Voltaire and Diderot: “Theatrical” Considerations in L’Ecossaise In the previous chapter on Charles Palissot, we saw how “theatrical” considerations from Molière and Marivaux permeated Palissot’s dramaturgical construction of the Les Philosophes. Although his play criticized genres as disparate as philosophical treaties and libertine novels, Palissot nevertheless harked back to the dramatic arts in order to make more interdisciplinary criticisms against his philosophe rivals. In this section, I hope to parallel my discussion of Palissot’s theatrical “toolbox” with a description of Voltaire’s use of the dramatic genre. With L’Ecossaise, the philosophe uses theatrical predecessors and dramaturgical strategies to convince the spectator that he or she should support Voltaire’s side in the sharp literary polemic against the Counter-Enlightenment.

In his July 1760 review of Voltaire’s L’Ecossaise, the Orléanist playwright and critic Charles Collé writes that Voltaire’s comedy has subdued and “sentimental” overtones, and that the play’s style resembles “davantage à celui de Diderot” (Journal 370). An important, strategic bond emerges between Voltaire and Diderot when we combine Collé’s reflection on style with Voltaire’s praise of Diderot in the preface to L’Ecossaise, the opinions of both philosophes against mercenary writers, and finally, Voltaire’s desire to respond to Palissot’s harsh condemnation of Diderot in the Les Philosophes. Both Diderot and Voltaire recognized the power of theater, and it may prove fruitful to measure the intensity of their philosophical affinity through an analysis of Voltaire’s adherence to and departure from Diderot’s emerging notions of drama during the late 1750s.

The previous example of Voltaire’s character Polly provides a possible way to attach a very fine epistemological cord between Voltaire and Diderot at this precise time in literary history. When Voltaire stages an “everyday” character that bolsters the value of virtue and stands up to a vicious socialite, he, at least in part, shows Diderotian principles. As Jean-Jacques Roubine reminds us, Le drame n’a pas pour seul objectif, rappelons-le, de montrer le monde réel. Mais, à travers une telle représentation, d’attendrir le spectateur et de le convertir à la vertu. Dès lors, les théoriciens de ce genre nouveau butaient exactement sur la même difficulté que les disciples d’Aristote.

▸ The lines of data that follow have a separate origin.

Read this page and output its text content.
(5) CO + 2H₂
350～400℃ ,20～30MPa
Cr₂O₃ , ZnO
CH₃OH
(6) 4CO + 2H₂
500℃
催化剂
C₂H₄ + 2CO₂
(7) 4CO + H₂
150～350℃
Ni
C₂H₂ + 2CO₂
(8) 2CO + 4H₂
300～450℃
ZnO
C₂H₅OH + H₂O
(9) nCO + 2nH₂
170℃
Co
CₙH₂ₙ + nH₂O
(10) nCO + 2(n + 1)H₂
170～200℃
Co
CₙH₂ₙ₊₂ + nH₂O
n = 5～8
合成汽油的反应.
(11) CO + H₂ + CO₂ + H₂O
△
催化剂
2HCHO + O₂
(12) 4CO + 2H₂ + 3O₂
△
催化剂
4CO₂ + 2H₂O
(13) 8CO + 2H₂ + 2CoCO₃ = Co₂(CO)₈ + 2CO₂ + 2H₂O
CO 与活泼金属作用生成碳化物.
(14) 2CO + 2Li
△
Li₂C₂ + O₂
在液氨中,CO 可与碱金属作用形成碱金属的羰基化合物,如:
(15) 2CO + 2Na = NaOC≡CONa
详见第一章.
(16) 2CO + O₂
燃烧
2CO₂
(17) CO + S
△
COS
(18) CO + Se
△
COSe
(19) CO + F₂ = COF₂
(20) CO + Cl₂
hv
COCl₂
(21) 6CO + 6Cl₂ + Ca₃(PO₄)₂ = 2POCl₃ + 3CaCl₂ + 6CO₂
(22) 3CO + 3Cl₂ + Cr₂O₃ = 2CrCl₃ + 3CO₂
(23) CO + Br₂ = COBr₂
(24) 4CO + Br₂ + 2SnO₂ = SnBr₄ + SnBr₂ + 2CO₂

L’invraisemblable était ruineux pour l’adhésion affective du spectateur, condition sine qua non de la catharsis. Il ne saurait davantage entraîner, par l’effusion, au culte et à la pratique de la Vertu. (53) Polly is not a “tricky” maid from Molière’s dramatic corpus,125 nor is she a shy servant to a powerful female character like Corinne is to Léonide in Marivaux’s Le Triomphe de l’amour. With his character Polly, Voltaire seems to follow Diderot’s notion that “everyday” characters boost the sentimental experience of audience members in the theater, and this new link between powerful emotional scenes and less noble characters may have struck a chord with previously ignored members of the audience.

The scene is one of the most intense moments in the play and marks the “beginning of the end” for Frélon. By standing up to Frélon, Polly contrasts an ethic of virtue and unrelenting service to her caring mistress with Frélon’s ephemeral and pecuniary idea of friendship. This relatively “cathartic experience,” although traditionally discussed only in the realm of noble tragedy, takes on new generic and socio-economic For example, she is not a calculating trickster-valet like Scapin, nor a borderline con artist like the servant Carle in Molière’s Les fourberies de Scapin.

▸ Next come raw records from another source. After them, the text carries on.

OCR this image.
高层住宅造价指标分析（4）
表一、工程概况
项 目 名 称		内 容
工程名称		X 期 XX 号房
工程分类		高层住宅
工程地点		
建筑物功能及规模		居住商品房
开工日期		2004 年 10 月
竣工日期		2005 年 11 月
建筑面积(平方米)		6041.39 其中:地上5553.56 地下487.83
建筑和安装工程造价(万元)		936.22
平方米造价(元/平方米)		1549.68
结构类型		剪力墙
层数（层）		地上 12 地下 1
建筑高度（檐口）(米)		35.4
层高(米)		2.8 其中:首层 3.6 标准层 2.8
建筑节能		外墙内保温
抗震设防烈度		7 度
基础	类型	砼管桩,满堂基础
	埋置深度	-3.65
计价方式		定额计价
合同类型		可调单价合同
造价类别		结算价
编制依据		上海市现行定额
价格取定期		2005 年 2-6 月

forms in Voltaire’s L’Ecossaise. Polly creates a “purgative” situation, where spectators are able to cleanse themselves morally and emotionally after a strong lesson in what is right and wrong when good conquers evil through calls to virtue and the tender anger of Lindane’s servant.

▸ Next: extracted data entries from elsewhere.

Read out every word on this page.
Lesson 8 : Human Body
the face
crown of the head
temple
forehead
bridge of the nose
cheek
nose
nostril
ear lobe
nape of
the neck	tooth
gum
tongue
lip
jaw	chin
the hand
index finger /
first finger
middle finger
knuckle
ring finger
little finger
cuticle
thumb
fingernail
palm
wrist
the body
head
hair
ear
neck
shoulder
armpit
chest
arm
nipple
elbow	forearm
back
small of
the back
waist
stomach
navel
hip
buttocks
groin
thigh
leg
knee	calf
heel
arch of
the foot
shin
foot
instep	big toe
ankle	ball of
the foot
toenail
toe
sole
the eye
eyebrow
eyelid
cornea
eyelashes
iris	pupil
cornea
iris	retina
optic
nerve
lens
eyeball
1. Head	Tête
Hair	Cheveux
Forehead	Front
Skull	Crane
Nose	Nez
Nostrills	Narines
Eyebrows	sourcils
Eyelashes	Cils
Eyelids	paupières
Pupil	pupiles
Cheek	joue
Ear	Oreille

Polly also plays a significant role in the dénouement of the play. The story ends in a successful manner because she reveals Lindane’s true identity to Murrai, the English love interest. At first, Lindane scolds her servant for going behind her master’s back and releasing very pertinent information. But with the knowledge of Lindane’s background, Murrai quickly finds his moral course by re-establishing Monrose’s name in Albion.

Without this financial and ethical decision by Murrai, Lindane would never have taken his hand in marriage—thus ruining the romantic and happy conclusion at the end of the comedy. This action of restitution, involving both changes of heart and financial transactions, parallels the ending of Diderot’s Le Fils naturel, and specifically, when Lysimond (the father) suddenly arrives with a financial sum for his children (Dorval and Rosalie) so that they can both live happily ever after.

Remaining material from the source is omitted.